Pada tahun 2017, sebagian tulisan Prof Ronny di Kompasiana, telah dipublikasikan dalam bentuk buku yang berjudul “Australiana: Kisah Persahabatan Dua Bangsa”.

Buku setebal 465 halaman yang memuat ratusan tulisannya ini, menggambarkan naik turunnya hubungan Indonesia dan Australia ditinjau dari segi politik, budaya, sosial dan pendidikan.

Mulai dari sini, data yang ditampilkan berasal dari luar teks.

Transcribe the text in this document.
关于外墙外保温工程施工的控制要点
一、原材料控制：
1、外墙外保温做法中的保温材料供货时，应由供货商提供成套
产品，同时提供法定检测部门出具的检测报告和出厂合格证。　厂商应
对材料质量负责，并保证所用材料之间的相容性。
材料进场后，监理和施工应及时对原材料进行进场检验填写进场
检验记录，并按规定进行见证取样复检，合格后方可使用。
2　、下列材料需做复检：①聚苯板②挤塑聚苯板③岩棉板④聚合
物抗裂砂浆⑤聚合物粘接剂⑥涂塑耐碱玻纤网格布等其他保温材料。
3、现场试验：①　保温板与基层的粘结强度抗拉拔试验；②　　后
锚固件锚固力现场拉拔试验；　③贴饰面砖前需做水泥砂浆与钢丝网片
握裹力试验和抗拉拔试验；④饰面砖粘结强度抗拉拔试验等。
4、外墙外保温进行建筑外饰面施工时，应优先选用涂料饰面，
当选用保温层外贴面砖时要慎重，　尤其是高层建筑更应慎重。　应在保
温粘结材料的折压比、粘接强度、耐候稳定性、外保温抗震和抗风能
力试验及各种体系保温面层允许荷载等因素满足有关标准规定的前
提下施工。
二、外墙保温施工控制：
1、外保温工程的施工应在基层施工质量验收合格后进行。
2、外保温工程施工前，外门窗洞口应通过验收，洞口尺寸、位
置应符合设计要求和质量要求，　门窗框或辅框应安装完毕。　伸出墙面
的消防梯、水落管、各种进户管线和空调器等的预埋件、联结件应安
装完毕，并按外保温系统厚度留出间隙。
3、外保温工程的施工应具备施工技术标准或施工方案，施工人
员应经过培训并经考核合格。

Prof Ronny juga banyak menulis tentang satwa liar Indonesia dan di Australia, seperti orang utan, harimau sumatera, gajah, kerbau liar, unta liar serta burung liar.

Bahkan ia pernah mengulas tentang penyelundupan kakatua putih dengan cara memasukkannya ke dalam kemasan plastik air mineral yang saat itu juga menjadi pemberitaan internasional.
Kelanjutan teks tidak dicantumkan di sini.